We're going to be reading between the lines every time Steven Sinofsky and others on the Windows team post to the Building Windows 8 blog ahead of BUILD. But today's "meet and greet" post, in which he introduces the various feature teams working on , doesn't really require that much thought. Here, for the first time, is a peek at some general Windows 8 features, including such things like App Store, Hyper-V, and Windows Online.
"Windows 8 has new features across the full breadth of the product," Sinofsky writes, sort-of answering the big question I've been asking lately.
"We organize the work of Windows into 'feature teams,' groups of developers who own a combination of architectural elements and scenarios across Windows," he notes later, getting to the meat of the discussion. "We have about 35 feature teams in the Windows 8 organization. Each feature team has anywhere from 25-40 developers, plus test and program management, all working together."
"In general a feature team owns and builds what that most folks would identify as an area or component of Windows. 'Feature' is always a tricky word ... When we set up different feature teams, we pair the architecture (code, subsystems, components) with the scenarios (user experience) in which users will encounter it, while also working to make sure we keep teams small and manageable. We long ago stopped trying to count new features because of the difficulty in defining a feature."

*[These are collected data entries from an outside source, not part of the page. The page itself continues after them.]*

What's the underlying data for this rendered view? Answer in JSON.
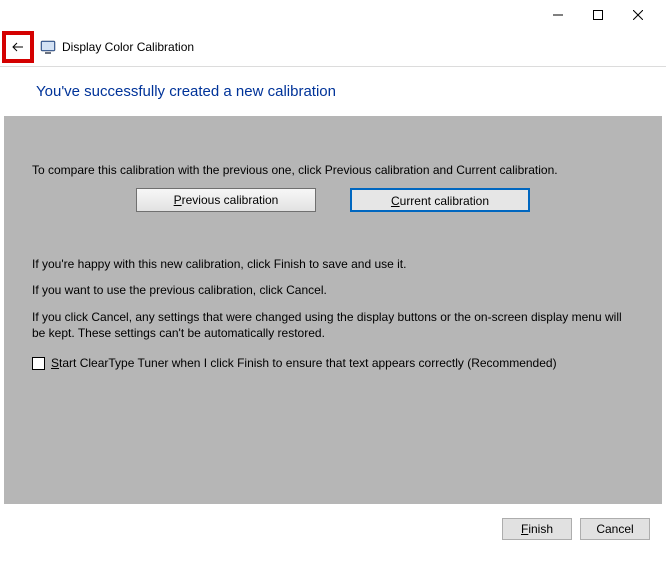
{
  "window": {
    "app_title": "Display Color Calibration"
  },
  "heading": "You've successfully created a new calibration",
  "content": {
    "intro": "To compare this calibration with the previous one, click Previous calibration and Current calibration.",
    "prev_btn": "Previous calibration",
    "curr_btn": "Current calibration",
    "happy": "If you're happy with this new calibration, click Finish to save and use it.",
    "previous": "If you want to use the previous calibration, click Cancel.",
    "cancel_note": "If you click Cancel, any settings that were changed using the display buttons or the on-screen display menu will be kept. These settings can't be automatically restored.",
    "cleartype": "Start ClearType Tuner when I click Finish to ensure that text appears correctly (Recommended)"
  },
  "footer": {
    "finish": "Finish",
    "cancel": "Cancel"
  }
}
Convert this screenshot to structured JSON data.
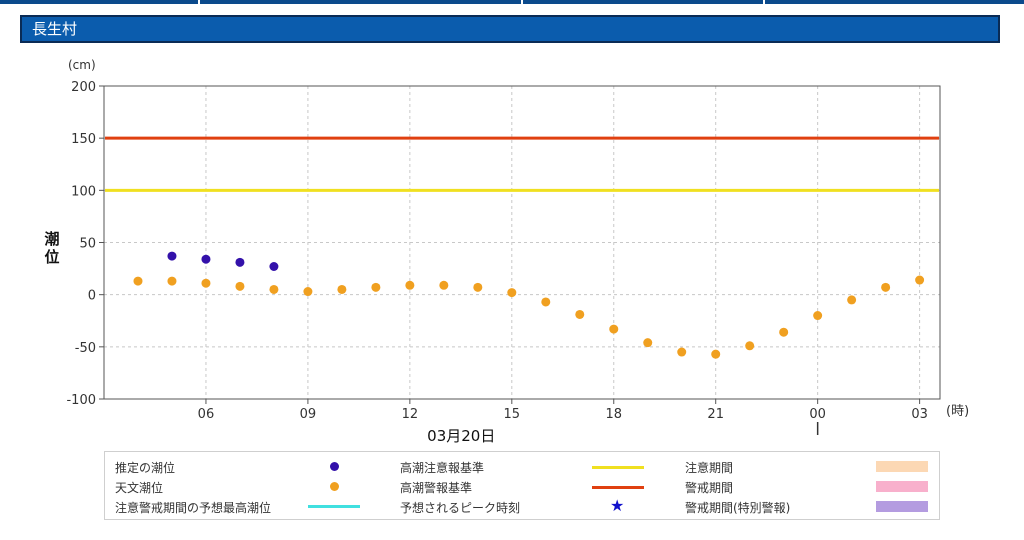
{
  "station": {
    "name": "長生村"
  },
  "chart_data": {
    "type": "scatter",
    "y_unit": "(cm)",
    "ylabel": "潮位",
    "x_unit": "(時)",
    "date_label": "03月20日",
    "ylim": [
      -100,
      200
    ],
    "y_ticks": [
      200,
      150,
      100,
      50,
      0,
      -50,
      -100
    ],
    "x_range_hours": [
      3,
      27.6
    ],
    "x_ticks": [
      {
        "hour": 6,
        "label": "06"
      },
      {
        "hour": 9,
        "label": "09"
      },
      {
        "hour": 12,
        "label": "12"
      },
      {
        "hour": 15,
        "label": "15"
      },
      {
        "hour": 18,
        "label": "18"
      },
      {
        "hour": 21,
        "label": "21"
      },
      {
        "hour": 24,
        "label": "00"
      },
      {
        "hour": 27,
        "label": "03"
      }
    ],
    "day_break_hour": 24,
    "grid": true,
    "series": [
      {
        "name": "推定の潮位",
        "color": "#3311aa",
        "x": [
          5,
          6,
          7,
          8
        ],
        "values": [
          37,
          34,
          31,
          27
        ]
      },
      {
        "name": "天文潮位",
        "color": "#f0a020",
        "x": [
          4,
          5,
          6,
          7,
          8,
          9,
          10,
          11,
          12,
          13,
          14,
          15,
          16,
          17,
          18,
          19,
          20,
          21,
          22,
          23,
          24,
          25,
          26,
          27
        ],
        "values": [
          13,
          13,
          11,
          8,
          5,
          3,
          5,
          7,
          9,
          9,
          7,
          2,
          -7,
          -19,
          -33,
          -46,
          -55,
          -57,
          -49,
          -36,
          -20,
          -5,
          7,
          14
        ]
      }
    ],
    "reference_lines": [
      {
        "name": "高潮注意報基準",
        "value": 100,
        "color": "#f0e020"
      },
      {
        "name": "高潮警報基準",
        "value": 150,
        "color": "#e04010"
      }
    ]
  },
  "legend": {
    "estimated": "推定の潮位",
    "astronomical": "天文潮位",
    "predicted_max": "注意警戒期間の予想最高潮位",
    "advisory_std": "高潮注意報基準",
    "warning_std": "高潮警報基準",
    "peak_time": "予想されるピーク時刻",
    "advisory_period": "注意期間",
    "warning_period": "警戒期間",
    "special_warning_period": "警戒期間(特別警報)",
    "colors": {
      "estimated": "#3311aa",
      "astronomical": "#f0a020",
      "predicted_max": "#40e0e0",
      "advisory_std": "#f0e020",
      "warning_std": "#e04010",
      "peak_star": "#1111cc",
      "advisory_period": "#fcd8b4",
      "warning_period": "#f8b0cc",
      "special_warning_period": "#b49ce0"
    },
    "star_glyph": "★"
  }
}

According to Sinofsky, the Windows team is organized into seven groups that pull related teams together. These groups include:
Devices and networking
Web services Engineering system
Additionally, the related Windows Live group--which includes Hotmail, Messenger, SkyDrive, Photos, Windows Live ID, and more--also has a similar structure, Sinofksy notes. And the Internet Explorer group is also a couple of teams on its own, and yet still contributes "across" Windows 8, too. Which is an interesting way to put it.
Anyway, the list. Sinofsky provides the following list of feature teams in Windows 8:
App Compatibility and Device Compatibility
Applications and Media Experience
Core Experience Evolved
Devices & Networking Experience
Hardware Developer Experience
Human Interaction Platform
In Control of Your PC
Licensing and Deployment
Presentation and Composition
Reliability, Security, and Privacy
Search, View, and Command
Security & Identity
Storage & Files Systems
Wireless and Networking services
That's quite a list, much of it familiar, much of it not. Again, very interesting.